Background and Burden of Disease
Genital herpes is the leading cause of genital ulcer disease worldwide. Both herpes simplex virus type 1 (HSV-1) and herpes simplex virus type 2 (HSV-2) cause genital infection. However, HSV-2 is the more common cause of recurrent genital herpes. Despite a decline in the seroprevalence of HSV-2 from 21.2% in 1988 to 1994 to 15.5% in 2007 to 2010, genital herpes is among the most prevalent sexually transmitted infections in the United States, with approximately 50 million people infected. Based on data from the National Disease and Therapeutic Index, initial visits to physicians' offices related to genital herpes increased overall during 1966 to 2011, with approximately 300,000 visits in 2014 (Figure 1).
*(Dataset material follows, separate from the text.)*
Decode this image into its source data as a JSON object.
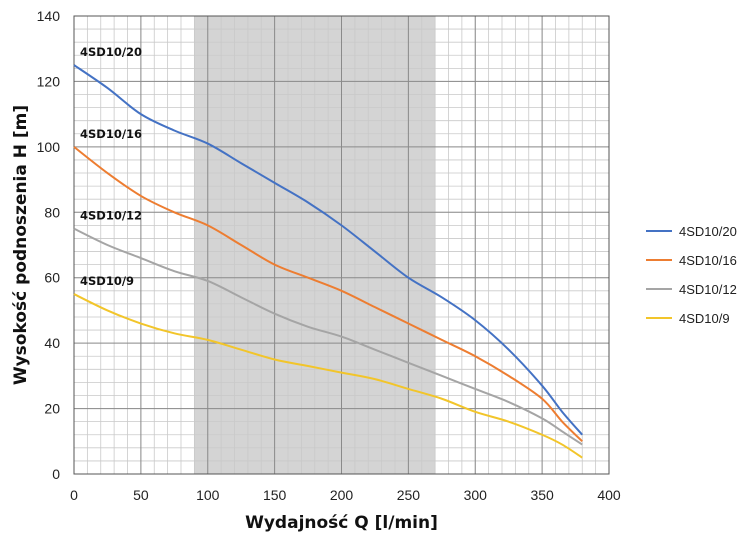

In 2008, the lifetime direct medical cost for persons with HSV-2 in the United States was estimated at $540 million. This was significantly higher than the cost estimates for gonorrhea, syphilis, and trichomoniasis combined.[4,5]
Risk Factors for Genital HSV-2 Infection
Investigators have identified multiple risk factors for HSV-2 seropositivity, including female sex, black race, older age, and increasing number of lifetime sex partners.[2,6,7,8,9] In the National Health and Nutrition Examination Survey (NHANES) 2007 to 2010, HSV-2 seroprevalence was 2-fold higher in women (20.3%) compared with men (10.6%) and rates for both men and women were significantly higher in blacks than whites (Figure 2) . Data from NHANES shows racial disparities for HSV seroprevalence rates have steadily increased since 1988 and for the most recent time period (2007 to 2010), black females had 3.3 times the HSV seroprevalence rate of white females, and black males had 4.4 times the prevalence rate of white males (Figure 3).[2,9] The correlation of HSV-2 seroprevalence with age is shown by HSV-2 seroprevance rates of 1.5% among 14 to 19 year-olds to 25.6% among 40 to 49 year-olds; the seroprevalence rates rapidly rise in 20 to 29 year olds. In an earlier NHANES, HSV-2 seroprevalence rates were 3.8% among those who reported one lifetime sex partner, 20.8% among those with 5 to 9 lifetime sex partners, and 39.9% of those with 50 or more lifetime partners.
Risk Factors for Genital HSV-1 Infection
First-episode genital herpes caused by HSV-1 has increasingly been identified among young women, college students, and men who have sex with men (MSM).[8,10,11,12,13] Acquisition of genital HSV-1 can occur through genital-genital contact or via receptive oral sex.[14,15] In some settings, such as university campuses, HSV-1 has now replaced HSV-2 as the leading cause of first-episode genital herpes. One proposed reason for this shift is decreasing HSV-1 orolabial infection in childhood and early adolescence, with first exposure to HSV-1 occurring later in life with sexual activity. Changing sexual practices in young adults, namely an increase in oral-genital sex, may also contribute to the changing epidemiology of genital herpes.